1342619 - antenna initially has no configuration at startup

Assignee

Description

•

8 years ago

Will and I observed during today's load test that the APM-enabled instance of antenna that was being tested was spawning up to 16 gunicorn workers upon initial startup. This was observed using the logs of the docker-antenna service live on the instance during the test. The logfiles combine many startups and of the docker-antenna service from whenever the supervised process is exited and restarted. Upon starting up, gunicorn spawned 16 workers. We configure gunicorn using env variables passed to Docker that are then used in the `docker run` command is executed by systemd - but we configure gunicorn with 5 workers (2 * cores in a m4.large + 1). In these logfiles, we can see the different antenna workers starting up, and in many cases failing because of a failure to get the correct s3 endpoint url. This failure doesn't happen to all of the workers, though, and after a few restarts of antenna (over a ~1.5m period) we get a "clean" log in which none of the workers have failed, and there are 5 workers on startup. Somewhere in there, a lot of workers failed, and we went from gunicorn starting 16 workers and having quite a few fail to gunicorn starting 5 workers that all work. There are some clear issues here: 1. There are too many gunicorn workers being started some of the time 2. Sometimes we fail to have the correct s3 endpoint url when we need it Why 1 happens is a mystery left to next week. For 2, we theorized that boto3 makes calls against the instance metadata service, and that because we're spawning a bunch of antenna workers, hitting it simultaneously, and getting throttled. It's a bit bizarre that it would throttle as quickly as 16 simultaneous requests, but once any of those first 16 workers fail, the service is killed and restarted by systemd and the antenna workers come back up, eager to hit the instance metadata service. 2 will probably resolve itself once we spawn fewer workers if the theory above is correct. Another solution for 2 is to not use a boto query to populate the s3 endpoint, but rather be a configuration value or the interpolated value of the bucket name + region. Are there other calls to s3 on worker startup that hit instance metadata? (if so, that fix would be ineffective)

Miles Crabill [:miles]

Assignee

Comment 1

•

8 years ago

Correction: we use c4.larges, which has half the memory of m4.larges. [1] It might be prudent to switch to m4.larges for the memory bump. [1] http://www.ec2instances.info/?selected=m4.large,c4.large

Will Kahn-Greene [:willkg] ET needinfo? me

Comment 2

•

8 years ago

Making this block the antenna to -prod bug.

Blocks: 1315258

Will Kahn-Greene [:willkg] ET needinfo? me

Comment 3

•

8 years ago

I'm going to wrap boto3 client creation in a retryable decorator so it'll get retried a few times before ultimately failing. That might alleviate that specific issue assuming our theory is correct.

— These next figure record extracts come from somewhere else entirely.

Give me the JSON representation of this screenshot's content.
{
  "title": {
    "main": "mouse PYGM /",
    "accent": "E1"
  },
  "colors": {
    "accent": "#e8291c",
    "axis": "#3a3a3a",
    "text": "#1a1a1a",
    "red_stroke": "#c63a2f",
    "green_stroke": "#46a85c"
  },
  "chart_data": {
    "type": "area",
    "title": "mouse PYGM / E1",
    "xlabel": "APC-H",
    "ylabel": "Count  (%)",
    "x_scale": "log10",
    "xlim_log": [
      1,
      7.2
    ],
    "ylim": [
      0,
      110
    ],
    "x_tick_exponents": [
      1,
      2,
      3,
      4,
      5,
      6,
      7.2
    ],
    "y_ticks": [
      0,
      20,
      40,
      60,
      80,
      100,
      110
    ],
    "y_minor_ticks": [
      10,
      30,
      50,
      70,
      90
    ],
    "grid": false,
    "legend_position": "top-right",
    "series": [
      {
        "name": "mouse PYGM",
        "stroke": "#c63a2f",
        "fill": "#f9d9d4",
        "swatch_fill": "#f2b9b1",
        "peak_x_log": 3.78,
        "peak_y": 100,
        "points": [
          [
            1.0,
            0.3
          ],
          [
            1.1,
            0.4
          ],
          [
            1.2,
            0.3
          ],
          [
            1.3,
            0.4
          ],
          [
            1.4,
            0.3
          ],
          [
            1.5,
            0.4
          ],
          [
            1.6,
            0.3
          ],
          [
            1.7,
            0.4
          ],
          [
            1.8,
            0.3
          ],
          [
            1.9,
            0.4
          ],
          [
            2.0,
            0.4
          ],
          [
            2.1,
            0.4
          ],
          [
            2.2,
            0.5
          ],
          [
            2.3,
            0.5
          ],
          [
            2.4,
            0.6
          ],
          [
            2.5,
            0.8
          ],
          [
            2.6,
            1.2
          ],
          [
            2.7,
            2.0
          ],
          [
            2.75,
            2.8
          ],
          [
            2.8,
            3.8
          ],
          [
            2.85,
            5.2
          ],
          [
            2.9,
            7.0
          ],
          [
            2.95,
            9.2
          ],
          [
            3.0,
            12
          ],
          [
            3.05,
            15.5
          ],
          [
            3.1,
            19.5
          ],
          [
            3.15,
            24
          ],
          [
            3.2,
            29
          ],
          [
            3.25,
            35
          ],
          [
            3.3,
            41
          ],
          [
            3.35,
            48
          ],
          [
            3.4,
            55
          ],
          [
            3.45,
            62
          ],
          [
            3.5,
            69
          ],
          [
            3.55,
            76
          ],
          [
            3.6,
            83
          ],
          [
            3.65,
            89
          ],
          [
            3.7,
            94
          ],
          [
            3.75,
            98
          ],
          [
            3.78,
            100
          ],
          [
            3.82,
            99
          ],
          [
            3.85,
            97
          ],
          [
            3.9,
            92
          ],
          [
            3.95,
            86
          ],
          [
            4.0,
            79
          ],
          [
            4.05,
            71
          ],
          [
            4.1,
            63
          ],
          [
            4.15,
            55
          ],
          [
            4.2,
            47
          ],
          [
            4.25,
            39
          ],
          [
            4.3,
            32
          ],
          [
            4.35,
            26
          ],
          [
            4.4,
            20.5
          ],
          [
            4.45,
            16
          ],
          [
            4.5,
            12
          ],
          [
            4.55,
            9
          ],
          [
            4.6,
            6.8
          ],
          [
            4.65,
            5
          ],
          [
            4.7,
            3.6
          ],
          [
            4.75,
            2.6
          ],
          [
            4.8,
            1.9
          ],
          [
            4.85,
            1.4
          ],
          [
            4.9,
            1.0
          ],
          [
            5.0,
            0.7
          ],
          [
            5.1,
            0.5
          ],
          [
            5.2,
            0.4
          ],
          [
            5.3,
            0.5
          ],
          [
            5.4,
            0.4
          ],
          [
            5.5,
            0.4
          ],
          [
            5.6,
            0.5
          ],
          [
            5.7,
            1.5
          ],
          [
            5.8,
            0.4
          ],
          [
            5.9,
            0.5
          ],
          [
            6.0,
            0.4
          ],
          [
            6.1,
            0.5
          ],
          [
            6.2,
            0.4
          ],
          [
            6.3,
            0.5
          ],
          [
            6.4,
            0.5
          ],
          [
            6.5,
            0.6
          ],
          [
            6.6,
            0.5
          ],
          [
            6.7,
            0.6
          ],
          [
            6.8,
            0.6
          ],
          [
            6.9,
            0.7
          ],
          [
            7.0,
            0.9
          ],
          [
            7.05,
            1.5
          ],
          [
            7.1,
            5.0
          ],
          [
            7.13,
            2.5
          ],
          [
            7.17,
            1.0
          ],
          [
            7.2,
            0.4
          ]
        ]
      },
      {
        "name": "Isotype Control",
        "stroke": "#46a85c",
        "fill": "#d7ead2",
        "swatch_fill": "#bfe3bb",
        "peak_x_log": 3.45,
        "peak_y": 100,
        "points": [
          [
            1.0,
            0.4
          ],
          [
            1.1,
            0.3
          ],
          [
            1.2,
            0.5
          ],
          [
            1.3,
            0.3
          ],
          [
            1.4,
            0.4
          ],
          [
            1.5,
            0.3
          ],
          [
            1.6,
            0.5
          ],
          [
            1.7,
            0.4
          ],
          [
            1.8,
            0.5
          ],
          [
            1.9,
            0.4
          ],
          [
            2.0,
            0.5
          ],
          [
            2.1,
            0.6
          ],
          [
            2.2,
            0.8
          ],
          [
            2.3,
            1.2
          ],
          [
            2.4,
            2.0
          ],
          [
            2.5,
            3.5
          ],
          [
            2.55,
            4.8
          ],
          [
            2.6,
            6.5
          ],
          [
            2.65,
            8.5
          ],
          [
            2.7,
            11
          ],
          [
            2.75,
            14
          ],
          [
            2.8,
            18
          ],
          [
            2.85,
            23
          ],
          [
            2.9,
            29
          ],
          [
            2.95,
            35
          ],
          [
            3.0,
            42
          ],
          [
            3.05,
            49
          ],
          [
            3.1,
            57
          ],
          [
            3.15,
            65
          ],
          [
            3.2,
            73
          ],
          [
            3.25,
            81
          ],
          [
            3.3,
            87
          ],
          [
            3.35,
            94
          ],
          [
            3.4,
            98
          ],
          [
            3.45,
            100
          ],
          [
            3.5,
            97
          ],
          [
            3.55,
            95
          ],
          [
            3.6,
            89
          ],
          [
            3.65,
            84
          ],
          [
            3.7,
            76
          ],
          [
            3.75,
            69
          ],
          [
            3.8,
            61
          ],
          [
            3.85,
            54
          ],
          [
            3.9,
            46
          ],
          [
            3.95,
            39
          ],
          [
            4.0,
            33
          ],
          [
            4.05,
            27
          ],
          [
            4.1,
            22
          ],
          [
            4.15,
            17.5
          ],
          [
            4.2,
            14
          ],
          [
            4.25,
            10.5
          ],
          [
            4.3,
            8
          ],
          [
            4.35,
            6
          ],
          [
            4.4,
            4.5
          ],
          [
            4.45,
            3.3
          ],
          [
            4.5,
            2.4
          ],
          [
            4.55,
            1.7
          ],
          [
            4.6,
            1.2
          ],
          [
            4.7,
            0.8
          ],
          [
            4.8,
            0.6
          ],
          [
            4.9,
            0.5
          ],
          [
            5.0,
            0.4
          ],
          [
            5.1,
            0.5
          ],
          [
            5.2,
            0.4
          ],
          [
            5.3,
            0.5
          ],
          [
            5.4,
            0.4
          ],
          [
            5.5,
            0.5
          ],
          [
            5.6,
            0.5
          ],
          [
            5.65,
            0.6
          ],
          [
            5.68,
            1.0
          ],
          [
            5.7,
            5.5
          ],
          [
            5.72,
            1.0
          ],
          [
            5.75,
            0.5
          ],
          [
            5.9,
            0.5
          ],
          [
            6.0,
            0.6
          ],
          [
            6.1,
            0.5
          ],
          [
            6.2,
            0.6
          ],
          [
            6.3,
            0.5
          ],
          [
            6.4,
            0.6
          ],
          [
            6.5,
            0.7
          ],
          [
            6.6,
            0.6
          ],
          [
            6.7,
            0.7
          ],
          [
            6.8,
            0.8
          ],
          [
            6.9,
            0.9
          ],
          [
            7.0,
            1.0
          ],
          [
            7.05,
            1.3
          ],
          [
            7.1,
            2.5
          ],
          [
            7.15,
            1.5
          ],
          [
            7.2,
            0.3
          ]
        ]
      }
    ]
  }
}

Will Kahn-Greene [:willkg] ET needinfo? me

Comment 4

•

8 years ago

Attached file Link to Github pull-request: https://github.com/mozilla/antenna/pull/164 — Details

Will Kahn-Greene [:willkg] ET needinfo? me

Comment 5

•

8 years ago

Miles: I landed a fix for bug #1342583, so startup errors should make their way to Sentry now. We should push that to -stage and maybe it'll help us shed more light on this bug.

Will Kahn-Greene [:willkg] ET needinfo? me

Comment 6

•

8 years ago

There still aren't any startup errors on Sentry. I opened up bug #1347183 to cover that.

Will Kahn-Greene [:willkg] ET needinfo? me

Comment 7

•

8 years ago

There aren't any startup errors in Sentry because the startup errors are from s3 connections failing due to a bad endpoint which only happens at startup for Antenna if it's got no configuration. Seems like bug #1347183 (no startup errors in sentry), bug #1347185 (s3 connections fail at startup) and this one all have the same cause--no configuration at startup. I'm assigning this to Miles--it's probably related either to the way the docker container is started or something like that.

Assignee: nobody → miles

Status: NEW → ASSIGNED

Will Kahn-Greene [:willkg] ET needinfo? me

Updated

•

8 years ago

Blocks: 1347183

Will Kahn-Greene [:willkg] ET needinfo? me

Updated

•

8 years ago

Blocks: 1347185

Will Kahn-Greene [:willkg] ET needinfo? me

Comment 8

•

8 years ago

Changing the summary to reflect the key issue.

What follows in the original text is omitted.